My Congo Shoes

Sosina Ashenafi

Summary:

Rubber Congo shoes, cheap to buy and easy to customize for muddy roads, have been a part of many African women’s lives. Ethiopian journalist Sosina Ashenafi’s family can buy her whatever shoes she wants. Even though she has been in Toronto since 2018, her Congo shoes still connect her with all the African women who wear them as they flee conflict or hunger.

Story:

One Saturday afternoon, I visited the Bata Shoe Museum in Toronto. I saw all kinds of shoes that mankind has been wearing since time immemorial. I ran from upstairs to downstairs as if I were looking for something I had lost, but the shoe that carries the pain and suffering of rural African women was not in sight.

In Ethiopia, that shoe is known as the Congo shoe. It is a very common rubber shoe used all over Sub-Saharan Africa. It is left out of the recorded history of human shoes—just as the story of the continent of Africa itself is left out of human history. Does that mean that my own story is not wanted either? 

No matter what you think, I will tell you the story of my Congo shoe, the footwear of African women on the run.

Between 1960 and 1980, most African countries became free states, breaking from an old colony. Immediately after independence, they experienced civil war over resources and tribal lines. Who could be the next boss and control the country’s riches? When Congo had its post-colonial civil war, Ethiopian forces went there as part of the U.N. peacekeeping mission. When they came back home, they introduced the Congo shoe. It is rubber, cheap to buy and made for muddy roads.

In Ethiopia, my family is considered middle class, and my dad is an autocratic person who had control over everything in the household. He bought us whatever shoes he believed were suitable. Wearing Congos was out of the question. They were for the lower class, but I managed to get a pair of them from a friend. 
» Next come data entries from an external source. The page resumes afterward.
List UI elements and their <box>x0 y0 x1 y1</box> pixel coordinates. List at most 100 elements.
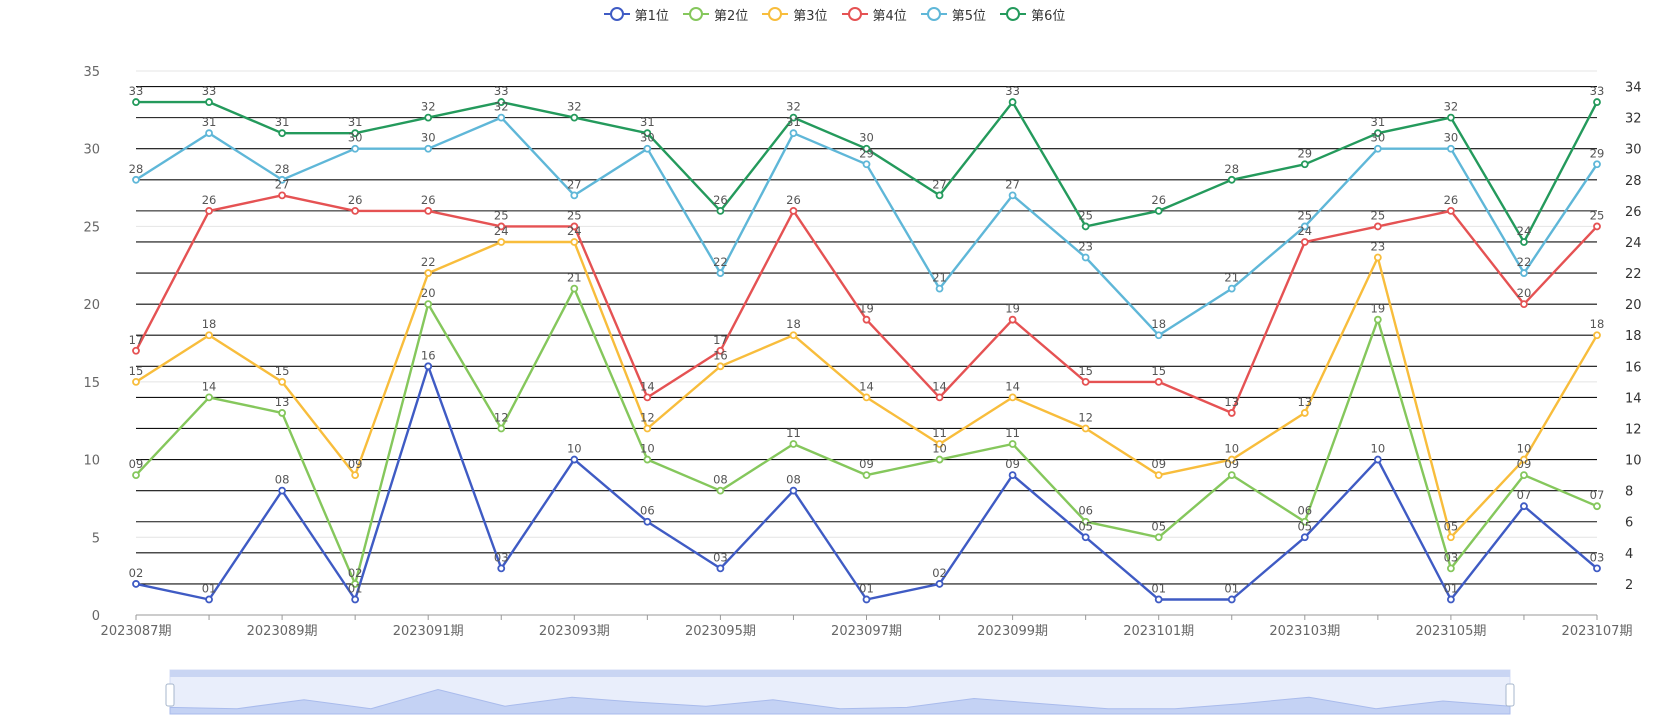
data-point[interactable] <box>132 175 140 184</box>
data-point[interactable] <box>205 393 213 402</box>
data-point[interactable] <box>1154 331 1163 340</box>
legend-item-1[interactable]: 第1位 <box>603 5 669 24</box>
data-point[interactable] <box>497 424 506 433</box>
legend-item-2[interactable]: 第2位 <box>682 5 748 24</box>
data-point[interactable] <box>351 471 360 480</box>
data-point[interactable] <box>1154 595 1163 604</box>
data-point[interactable] <box>1008 191 1017 200</box>
data-point[interactable] <box>278 191 287 200</box>
data-point[interactable] <box>716 269 725 277</box>
data-point[interactable] <box>1593 160 1601 169</box>
data-point[interactable] <box>424 269 433 277</box>
data-point[interactable] <box>1447 564 1455 573</box>
legend-item-5[interactable]: 第5位 <box>920 5 986 24</box>
data-point[interactable] <box>1300 533 1309 542</box>
data-point[interactable] <box>1008 315 1017 324</box>
data-point[interactable] <box>643 393 652 402</box>
data-point[interactable] <box>643 517 652 526</box>
data-point[interactable] <box>789 206 798 215</box>
data-point[interactable] <box>1227 284 1236 293</box>
data-point[interactable] <box>205 206 213 215</box>
data-point[interactable] <box>424 144 433 153</box>
data-point[interactable] <box>862 160 871 169</box>
data-point[interactable] <box>351 595 360 604</box>
data-point[interactable] <box>935 393 944 402</box>
data-point[interactable] <box>1227 409 1236 417</box>
data-point[interactable] <box>1154 533 1163 542</box>
data-point[interactable] <box>1154 471 1163 480</box>
data-point[interactable] <box>716 362 725 371</box>
data-point[interactable] <box>570 455 579 464</box>
data-point[interactable] <box>1081 377 1090 386</box>
data-point[interactable] <box>862 595 871 604</box>
data-point[interactable] <box>1154 377 1163 386</box>
data-point[interactable] <box>132 98 140 106</box>
data-point[interactable] <box>351 206 360 215</box>
data-point[interactable] <box>424 206 433 215</box>
data-point[interactable] <box>935 284 944 293</box>
data-point[interactable] <box>1593 222 1601 231</box>
data-point[interactable] <box>1008 471 1017 480</box>
data-point[interactable] <box>570 222 579 231</box>
data-point[interactable] <box>278 409 287 417</box>
data-point[interactable] <box>570 284 579 293</box>
data-point[interactable] <box>570 113 579 122</box>
data-point[interactable] <box>1081 424 1090 433</box>
data-point[interactable] <box>570 191 579 200</box>
data-point[interactable] <box>1447 144 1455 153</box>
data-point[interactable] <box>1227 175 1236 184</box>
data-point[interactable] <box>1300 238 1309 246</box>
data-point[interactable] <box>1593 564 1601 573</box>
data-point[interactable] <box>716 206 725 215</box>
legend-item-4[interactable]: 第4位 <box>841 5 907 24</box>
data-point[interactable] <box>1520 455 1528 464</box>
data-point[interactable] <box>1081 253 1090 262</box>
data-point[interactable] <box>1520 502 1528 511</box>
data-point[interactable] <box>1593 502 1601 511</box>
data-point[interactable] <box>643 424 652 433</box>
data-point[interactable] <box>1447 595 1455 604</box>
data-point[interactable] <box>1447 533 1455 542</box>
legend-item-3[interactable]: 第3位 <box>762 5 828 24</box>
data-point[interactable] <box>643 455 652 464</box>
data-point[interactable] <box>716 486 725 495</box>
data-point[interactable] <box>1081 222 1090 231</box>
data-point[interactable] <box>205 129 213 138</box>
data-point[interactable] <box>132 377 140 386</box>
data-point[interactable] <box>278 377 287 386</box>
data-point[interactable] <box>1300 409 1309 417</box>
data-point[interactable] <box>1593 331 1601 340</box>
data-point[interactable] <box>424 113 433 122</box>
data-point[interactable] <box>351 580 360 588</box>
data-point[interactable] <box>935 440 944 448</box>
zoom-right-handle[interactable] <box>1505 683 1515 707</box>
data-point[interactable] <box>497 238 506 246</box>
data-zoom-slider[interactable] <box>165 669 1515 715</box>
data-point[interactable] <box>1373 455 1382 464</box>
data-point[interactable] <box>789 440 798 448</box>
data-point[interactable] <box>1373 222 1382 231</box>
data-point[interactable] <box>351 129 360 138</box>
data-point[interactable] <box>789 129 798 138</box>
data-point[interactable] <box>424 300 433 309</box>
data-point[interactable] <box>278 486 287 495</box>
data-point[interactable] <box>935 580 944 588</box>
data-point[interactable] <box>935 455 944 464</box>
data-point[interactable] <box>1373 144 1382 153</box>
data-point[interactable] <box>205 595 213 604</box>
data-point[interactable] <box>278 129 287 138</box>
data-point[interactable] <box>1227 471 1236 480</box>
data-point[interactable] <box>1081 517 1090 526</box>
data-point[interactable] <box>205 331 213 340</box>
data-point[interactable] <box>862 315 871 324</box>
data-point[interactable] <box>1008 98 1017 106</box>
data-point[interactable] <box>1593 98 1601 106</box>
data-point[interactable] <box>1081 533 1090 542</box>
data-point[interactable] <box>205 98 213 106</box>
data-point[interactable] <box>497 222 506 231</box>
data-point[interactable] <box>132 346 140 355</box>
data-point[interactable] <box>643 144 652 153</box>
data-point[interactable] <box>862 144 871 153</box>
data-point[interactable] <box>497 113 506 122</box>
legend-item-6[interactable]: 第6位 <box>1000 5 1065 24</box>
They had a bad smell and made a farting sound when I jumped, but I liked them. They were comfortable for me to play in, and it was easy to run in them. My dad tried to punish me many times for wearing my friend’s Congos. Finally, he understood that he couldn’t stop me from wearing them. He bought me Congos of my own. My first pair was blue with a plastic bow.

Since my childhood in Addis Ababa, I have seen many women escaping their birthplace and family. I carry the image of them wearing their worn-out Congo shoes, travelling many moons to the city for a safe haven. But I did not see myself in those women.

Then my husband came to Canada as a political refugee. I was eager to follow him. But when the day came for our son and me to go, I wept to leave all my loved ones.  After the airplane touched down on Canadian soil, the one hour I waited at Pearson airport to see my husband seemed like a century. When we were reunited, I started to cry again. 

These days I am up and down. My thoughts often return to Ethiopia, where tribal conflict is displacing millions. I see those poor moms and their kids running from war, killings and hatred. I can feel the burning Congo on their feet as they wander the hot deserts. 

They are running from an early marriage. They are running from an ethnic conflict or domestic violence. They are running from hunger and thirst. If a Congo shoe had a mouth, it would speak to the world about how those poor and miserable women walk their way from pain to pain.

Fighting with the weather, language and culture in a new country, I remember them. I may walk on snowy mud, but I wear comfortable rubber boots. Today, when I walk with my comfortable rubber boots, one of my legs always lags behind, as if it is going back, as if it is showing me that I, too, am a refugee. 

SOSINA ASHENAFI, Ethiopian journalist and writer, came to Canada in 2018. She had published short stories, poems and essays in her native language Amharic. She is now editing and producing a monthly newspaper and weekly radio show titled New Perspective in Toronto.